Пономарь вытер с лица лот и долго не осмеливался войти в церковь. Он боялся, что там находится ангел, скрывающийся в алтаре. Однажды утром, собираясь привести в порядок церковь, он увидел архангела Михаила с левой стороны купола. Архангел слегка пошевелил крыльями, пономарь упал без чувств и с той поры уже не хотел видеть ангелов; чудеса его пугали. «Будь они прокляты», — бормотал пономарь и теперь. Он уселся на пороге и время от времени поворачивал голову, бросая испуганный взгляд на алтарь. Но время шло, ангел не показывался, и проголодавшийся пономарь расхрабрился. Он развязал котомку, достал кусок хлеба и сыр, чтобы поесть, но еда стала ему поперек горла, и он не мог проглотить ни куска. Тогда он взял фляжку с вином, отпил несколько глотков, пришел в себя, прочистил горло и начал потихоньку жевать. А когда поел и выпил, то окончательно осмелел и, перекрестившись, вошел в церковь. Он поклонился, помолился пророку Илье, потом не без страха открыл святые врата алтаря и заглянул туда. Никого нет!

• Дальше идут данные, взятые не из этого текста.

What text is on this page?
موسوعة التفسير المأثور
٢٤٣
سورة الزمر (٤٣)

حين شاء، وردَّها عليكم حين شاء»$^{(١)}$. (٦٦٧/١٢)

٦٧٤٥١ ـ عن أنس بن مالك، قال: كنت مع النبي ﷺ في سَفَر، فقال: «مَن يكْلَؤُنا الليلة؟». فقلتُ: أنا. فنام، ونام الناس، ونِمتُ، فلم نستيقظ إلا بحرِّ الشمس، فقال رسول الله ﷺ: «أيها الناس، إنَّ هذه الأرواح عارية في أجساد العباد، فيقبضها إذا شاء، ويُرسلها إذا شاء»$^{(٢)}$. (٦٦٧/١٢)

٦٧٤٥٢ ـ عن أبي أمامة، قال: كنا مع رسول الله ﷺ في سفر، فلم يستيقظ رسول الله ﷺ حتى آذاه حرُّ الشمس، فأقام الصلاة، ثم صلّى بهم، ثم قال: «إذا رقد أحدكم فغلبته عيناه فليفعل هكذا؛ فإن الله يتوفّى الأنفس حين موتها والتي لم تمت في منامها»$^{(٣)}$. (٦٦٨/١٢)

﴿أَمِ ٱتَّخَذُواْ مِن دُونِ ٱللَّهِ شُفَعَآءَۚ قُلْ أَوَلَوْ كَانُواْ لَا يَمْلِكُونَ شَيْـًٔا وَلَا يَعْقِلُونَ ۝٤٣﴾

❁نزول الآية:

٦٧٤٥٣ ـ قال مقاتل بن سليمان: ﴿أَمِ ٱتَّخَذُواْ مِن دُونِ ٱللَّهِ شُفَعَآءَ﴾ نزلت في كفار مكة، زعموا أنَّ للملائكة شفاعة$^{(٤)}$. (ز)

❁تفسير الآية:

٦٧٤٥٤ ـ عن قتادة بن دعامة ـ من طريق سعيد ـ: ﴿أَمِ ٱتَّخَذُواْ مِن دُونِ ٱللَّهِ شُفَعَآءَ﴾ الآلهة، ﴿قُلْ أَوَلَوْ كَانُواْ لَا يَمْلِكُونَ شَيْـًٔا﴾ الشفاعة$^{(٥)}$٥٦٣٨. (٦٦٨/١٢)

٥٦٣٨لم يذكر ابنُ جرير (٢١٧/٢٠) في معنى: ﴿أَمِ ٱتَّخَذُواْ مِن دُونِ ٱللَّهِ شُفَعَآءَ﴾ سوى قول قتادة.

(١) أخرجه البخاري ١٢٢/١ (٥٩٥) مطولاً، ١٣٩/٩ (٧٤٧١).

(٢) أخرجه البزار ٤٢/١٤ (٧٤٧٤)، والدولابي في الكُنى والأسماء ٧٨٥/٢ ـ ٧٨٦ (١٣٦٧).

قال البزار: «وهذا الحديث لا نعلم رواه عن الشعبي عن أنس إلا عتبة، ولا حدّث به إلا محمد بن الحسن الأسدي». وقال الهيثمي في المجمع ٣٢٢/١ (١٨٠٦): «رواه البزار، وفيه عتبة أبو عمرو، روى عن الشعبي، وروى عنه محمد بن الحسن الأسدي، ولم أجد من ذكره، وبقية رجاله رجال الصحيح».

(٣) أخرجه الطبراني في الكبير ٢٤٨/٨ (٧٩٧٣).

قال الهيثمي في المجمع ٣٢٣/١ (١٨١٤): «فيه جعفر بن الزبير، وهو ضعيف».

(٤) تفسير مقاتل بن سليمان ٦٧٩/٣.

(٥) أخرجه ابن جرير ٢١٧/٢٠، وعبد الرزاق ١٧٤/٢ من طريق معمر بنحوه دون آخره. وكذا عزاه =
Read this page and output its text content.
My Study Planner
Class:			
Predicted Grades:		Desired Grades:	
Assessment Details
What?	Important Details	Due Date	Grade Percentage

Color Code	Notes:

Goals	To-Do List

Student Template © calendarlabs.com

— Слава тебе, господи, — сказал он, — ангел пришел, убрал и ушел. Я спасен!
И пономарь начал без нужды подметать, мыть, чистить подсвечники, расставлять подносы на столе, чтобы как-то убить время. Старик пономарь любил эту церковь, она была связана со всей его жизнью. Некогда церковь была разрушена, и его покойный отец дал обет пророку Илье, что отстроит ее, если выздоровеет его только что родившийся единственный сын, а это и был будущий пономарь. Мальчик выздоровел, и его старый отец сдержал слово.
Пономарь вспомнил прошлое и вздохнул.
Большое будущее ему предсказывали, когда он родился! А родился он семьдесят пять лет назад, в страстную пятницу, в полдень, в час, когда распинали Христа. Бабка предсказала, что мальчик станет митрополитом, и с тех пор его отец, добрый христианин и хороший хозяин, имел в жизни одну цель: дать образование своему единственному сыну, чтобы он мог выполнить свое великое назначение. Все шло хорошо; будущему митрополиту легко давалась наука, он был смышленым и богобоязненным мальчиком, закончил отлично гимназию в Большом Селе и готовился поступить в главное богословское училище в Халки. Но вот однажды вечером в пустынном переулке предстал пред ним дьявол, а имя его было Кирьякула. Маленького роста, очень смуглая, с полной грудью, выпиравшей из-под кофточки, с тремя большими родинками над верхней губой. Ей было двенадцать лет. Несчастный будущий митрополит растерялся: у него закружилась голова, он пошел за ней; три родинки над верхней губой окончательно свели его с ума. Напрасно бедный отец плакал, заклинал его, чтоб он не сворачивал с дороги, предначертанной ему богом. Будущий митрополит заявил, что ему нужна только она и никто другой и что он покончит с собой, если на ней не женится.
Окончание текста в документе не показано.